“我知道。但死的人一定是你。”
我進門之后便是篤定的回答。
程欣走在我的身后,似是有些擔心。
站在門口,我對程欣說道:“你先走,我一個人留下來。”
程欣堅定地搖了搖頭。
李征光嗤笑:“小子,你他媽不會真的有戲癮吧?這時候了,給這兒演大男子漢呢?我告訴你,這娘們兒想走我不攔著,但今天過后你一定得死!

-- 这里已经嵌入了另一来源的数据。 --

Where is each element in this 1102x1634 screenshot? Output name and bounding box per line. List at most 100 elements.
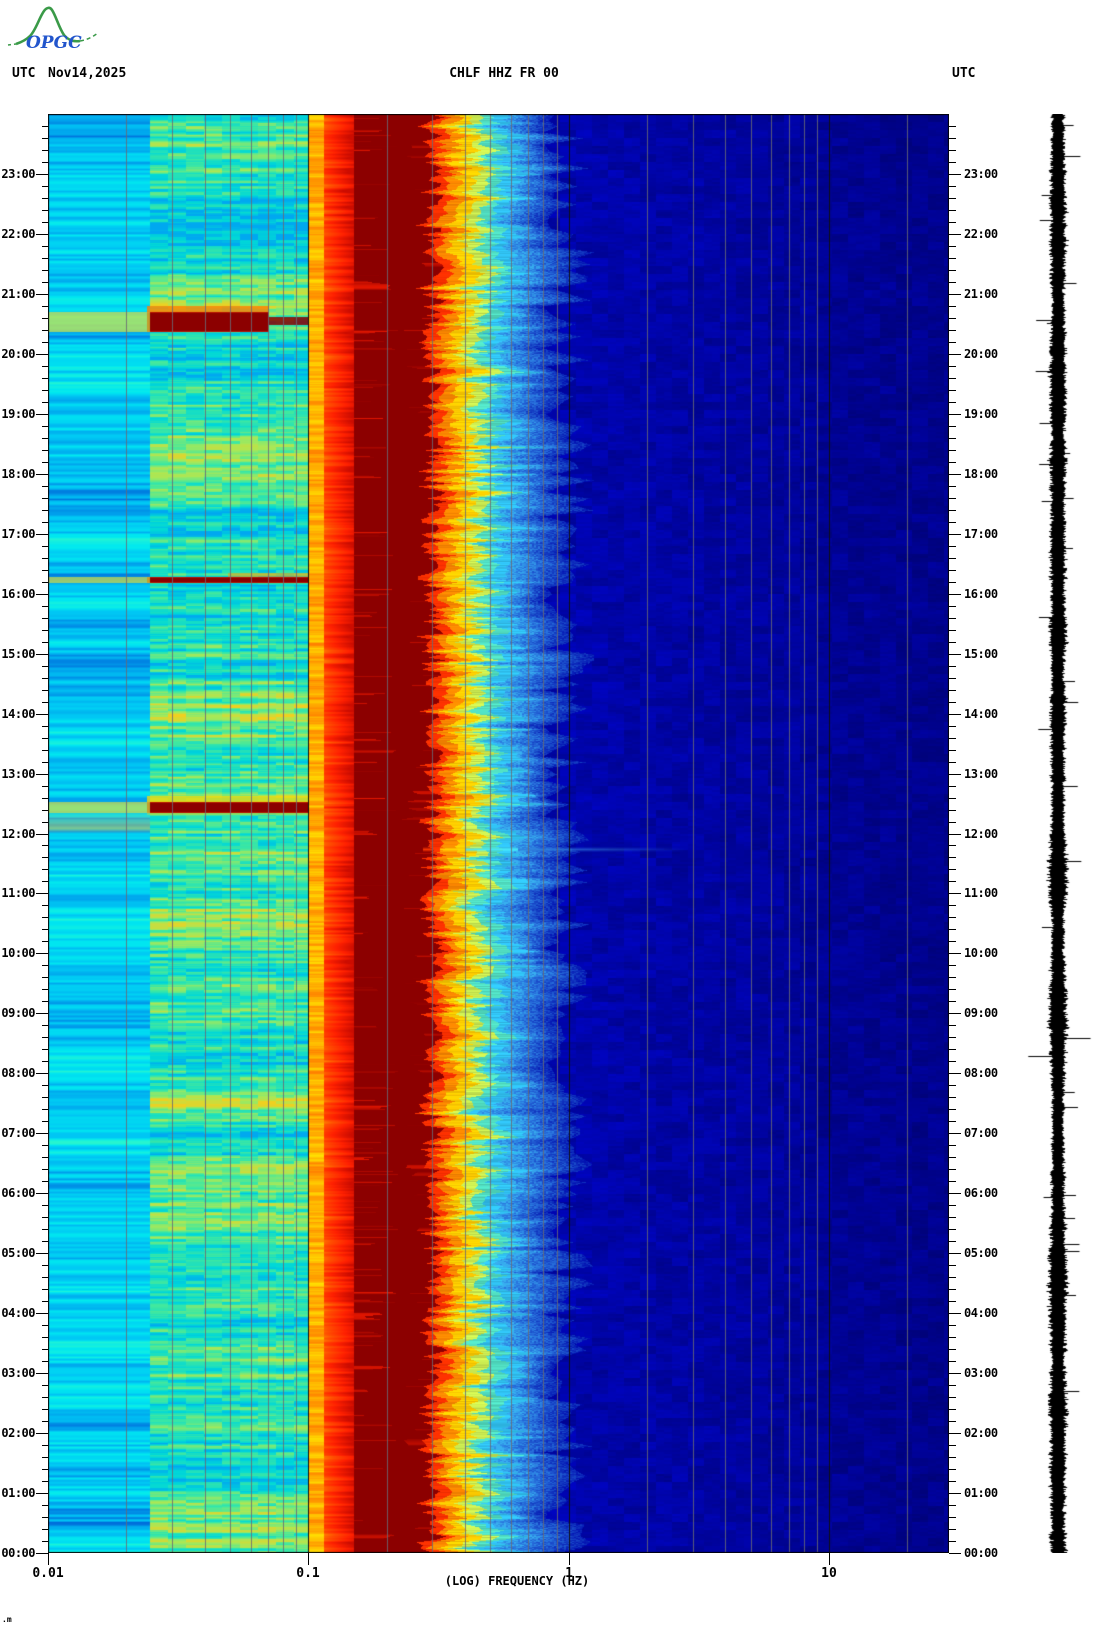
y-minor-tick-right xyxy=(949,137,956,139)
y-minor-tick-right xyxy=(949,797,956,799)
y-minor-tick-left xyxy=(42,1169,48,1171)
y-major-tick-right xyxy=(949,833,961,835)
y-minor-tick-right xyxy=(949,1205,956,1207)
y-minor-tick-right xyxy=(949,1349,956,1351)
x-tick-label: 0.01 xyxy=(32,1566,64,1581)
y-minor-tick-left xyxy=(42,761,48,763)
y-minor-tick-right xyxy=(949,257,956,259)
y-major-tick-right xyxy=(949,533,961,535)
seismogram-trace xyxy=(1023,114,1093,1553)
y-minor-tick-left xyxy=(42,269,48,271)
y-minor-tick-left xyxy=(42,389,48,391)
y-axis-label-right: 07:00 xyxy=(964,1126,998,1141)
y-major-tick-right xyxy=(949,473,961,475)
y-minor-tick-right xyxy=(949,1229,956,1231)
y-axis-label-right: 16:00 xyxy=(964,586,998,601)
y-minor-tick-right xyxy=(949,569,956,571)
y-minor-tick-left xyxy=(42,557,48,559)
y-minor-tick-left xyxy=(42,317,48,319)
y-major-tick-right xyxy=(949,1193,961,1195)
y-minor-tick-left xyxy=(42,917,48,919)
y-minor-tick-left xyxy=(42,701,48,703)
y-minor-tick-left xyxy=(42,1025,48,1027)
y-minor-tick-right xyxy=(949,1361,956,1363)
y-axis-label-right: 11:00 xyxy=(964,886,998,901)
y-minor-tick-right xyxy=(949,1481,956,1483)
y-minor-tick-right xyxy=(949,881,956,883)
y-major-tick-right xyxy=(949,413,961,415)
y-minor-tick-left xyxy=(42,665,48,667)
y-major-tick-right xyxy=(949,1253,961,1255)
y-minor-tick-right xyxy=(949,221,956,223)
y-minor-tick-left xyxy=(42,1481,48,1483)
y-axis-label-left: 01:00 xyxy=(1,1486,35,1501)
y-minor-tick-left xyxy=(42,1505,48,1507)
y-axis-label-left: 18:00 xyxy=(1,466,35,481)
y-axis-label-left: 05:00 xyxy=(1,1246,35,1261)
y-axis-label-right: 00:00 xyxy=(964,1546,998,1560)
y-axis-label-right: 08:00 xyxy=(964,1066,998,1081)
y-minor-tick-left xyxy=(42,221,48,223)
opgc-logo-text: OPGC xyxy=(26,33,82,53)
y-minor-tick-right xyxy=(949,389,956,391)
y-major-tick-right xyxy=(949,773,961,775)
y-minor-tick-right xyxy=(949,449,956,451)
x-decade-tick xyxy=(308,1553,309,1565)
y-minor-tick-right xyxy=(949,869,956,871)
y-minor-tick-left xyxy=(42,137,48,139)
y-minor-tick-right xyxy=(949,581,956,583)
y-major-tick-right xyxy=(949,1493,961,1495)
y-minor-tick-left xyxy=(42,857,48,859)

到時候,我要是抓到這漂亮娘們兒,怎么折騰,你可看不到了。”
程欣咬著粉唇,拳頭緊握。
精修過的指甲,幾乎是嵌進肉里。
她怒氣沖沖的說道:“李征光,你這種人狼子野心,和你合作,是我當初最失敗的選擇。”
李征光笑了笑:“當初你來找我的時候,我沒趁機下藥把你辦了,也是我的失誤。來妹妹,告訴我,你和陸文召睡過沒有,睡了幾次,讓我聽聽,刺激刺激!哈哈哈哈。”
李征光囂張跋扈的說著。
他叫囂的樣子,可謂是令人憎惡到了極點。
我看到程欣一臉慍怒。
對于女孩子來說,李征光那態度,可謂是太招人恨了。
我推了推程欣說道:“沒事,去車里等我。”
程欣搖了搖頭。
態度依舊堅定。
我見勸不聽。
便只好答應。
領著她走了進來。
坐在了李征光的面前。
李征光囂張跋扈的把腿翹在桌子上。
冷眼看想我說道:“怎么說啊,陸老弟?今天來找我,肯定不是求饒的,下戰書我也接受。香江這么小的地方,選個空曠地方,你我帶人去,捉對廝殺生死局,誰活著,以后他的生意全盤接手,如何?”
李征光是八十年代末期,九十年代初期。
在北方三省的道上廝殺出來的狠人。
跟著大橋老四出身的人。
底子沒幾個干凈的。
手里多少都沾著血。
只是李征光仔道上江湖上的惡名之兇,是因為他是大橋老四手底下,最能打,最狠,也是最沒底線的人。
我輕笑了一聲說道:“好啊,你隨意,地方你選。”
“你笑什么?”李征光略帶怒氣的看著我。
似乎我這一聲嗤笑,是出自于對他的不屑,讓他惱羞成怒。
我接著說道:“什么年代了,還這套東西,擺開架勢,拉開陣勢,拳腳到肉,刀槍棍棒的。呵呵,真他媽沒長進。”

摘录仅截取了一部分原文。